A1 Refereed original research article in a scientific journal

Missing Data in Prediction Research: A Five-Step Approach for Multiple Imputation, Illustrated in the CENTER-TBI Study




AuthorsGravesteijn Benjamin Yaƫl, Sewalt Charlie Aletta, Venema Esmee, Nieboer Daan, Steyerberg Ewout W; the CENTER-TBI Collaborators

PublisherMARY ANN LIEBERT, INC

Publication year2021

JournalJournal of Neurotrauma

Journal name in sourceJOURNAL OF NEUROTRAUMA

Journal acronymJ NEUROTRAUM

Volume38

Issue13

First page 1842

Last page1857

Number of pages16

ISSN0897-7151

eISSN1557-9042

DOIhttps://doi.org/10.1089/neu.2020.7218(external)


Abstract
In medical research, missing data is common. In acute diseases, such as traumatic brain injury (TBI), even well-conducted prospective studies may suffer from missing data in baseline characteristics and outcomes. Statistical models may simply drop patients with any missing values, potentially leaving a selected subset of the original cohort. Imputation is widely accepted by methodologists as an appropriate way to deal with missing data. We aim to provide practical guidance on handling missing data for prediction modeling.
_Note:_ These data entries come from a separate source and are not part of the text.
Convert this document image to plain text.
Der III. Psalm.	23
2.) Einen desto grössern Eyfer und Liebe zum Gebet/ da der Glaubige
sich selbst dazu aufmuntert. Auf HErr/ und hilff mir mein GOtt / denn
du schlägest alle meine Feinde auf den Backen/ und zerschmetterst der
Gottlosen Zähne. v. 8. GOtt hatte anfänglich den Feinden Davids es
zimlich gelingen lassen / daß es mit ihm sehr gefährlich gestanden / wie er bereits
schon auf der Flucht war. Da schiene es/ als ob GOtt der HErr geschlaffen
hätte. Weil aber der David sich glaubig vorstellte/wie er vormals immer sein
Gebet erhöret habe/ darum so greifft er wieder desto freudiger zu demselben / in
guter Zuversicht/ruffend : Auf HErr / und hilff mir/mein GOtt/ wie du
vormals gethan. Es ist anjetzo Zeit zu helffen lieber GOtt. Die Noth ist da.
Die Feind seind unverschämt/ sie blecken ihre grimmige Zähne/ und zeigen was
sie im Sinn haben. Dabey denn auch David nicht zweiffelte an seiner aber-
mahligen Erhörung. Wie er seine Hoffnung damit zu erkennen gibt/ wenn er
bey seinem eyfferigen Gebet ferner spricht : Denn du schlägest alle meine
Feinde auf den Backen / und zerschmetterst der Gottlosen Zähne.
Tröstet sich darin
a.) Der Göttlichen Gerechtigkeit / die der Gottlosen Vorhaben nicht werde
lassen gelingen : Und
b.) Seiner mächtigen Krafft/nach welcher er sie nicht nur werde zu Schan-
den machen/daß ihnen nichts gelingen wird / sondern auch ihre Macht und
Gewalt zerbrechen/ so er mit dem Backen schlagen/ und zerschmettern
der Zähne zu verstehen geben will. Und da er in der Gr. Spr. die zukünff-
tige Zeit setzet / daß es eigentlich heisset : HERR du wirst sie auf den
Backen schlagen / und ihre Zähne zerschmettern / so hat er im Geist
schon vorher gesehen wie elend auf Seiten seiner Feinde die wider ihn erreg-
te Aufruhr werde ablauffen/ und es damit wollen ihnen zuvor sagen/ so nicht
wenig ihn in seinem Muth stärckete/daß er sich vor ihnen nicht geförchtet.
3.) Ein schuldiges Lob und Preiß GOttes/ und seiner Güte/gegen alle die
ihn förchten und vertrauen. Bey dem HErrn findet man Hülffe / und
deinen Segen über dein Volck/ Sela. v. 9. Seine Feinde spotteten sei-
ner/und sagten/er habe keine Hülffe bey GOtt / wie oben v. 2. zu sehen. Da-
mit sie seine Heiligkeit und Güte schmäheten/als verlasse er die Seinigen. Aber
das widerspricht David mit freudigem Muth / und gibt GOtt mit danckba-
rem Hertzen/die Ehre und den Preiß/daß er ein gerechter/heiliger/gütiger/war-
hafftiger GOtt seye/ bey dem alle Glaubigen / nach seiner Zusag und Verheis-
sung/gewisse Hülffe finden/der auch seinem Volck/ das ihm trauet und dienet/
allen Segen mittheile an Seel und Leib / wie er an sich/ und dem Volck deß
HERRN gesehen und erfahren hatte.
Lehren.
We hereto propose a five-step approach, centered around single and multiple imputation: 1) explore the missing data patterns; 2) choose a method of imputation; 3) perform imputation; 4) assess diagnostics of the imputation; and 5) analyze the imputed data sets. We illustrate these five steps with the estimation and validation of the IMPACT (International Mission on Prognosis and Analysis of Clinical Trials in Traumatic Brain Injury) prognostic model in 1375 patients from the CENTER-TBI database, included in 53 centers across 17 countries, with moderate or severe TBI in the prospective European CENTER-TBI study. Future prediction modeling studies in acute diseases may benefit from following the suggested five steps for optimal statistical analysis and interpretation, after maximal effort has been made to minimize missing data.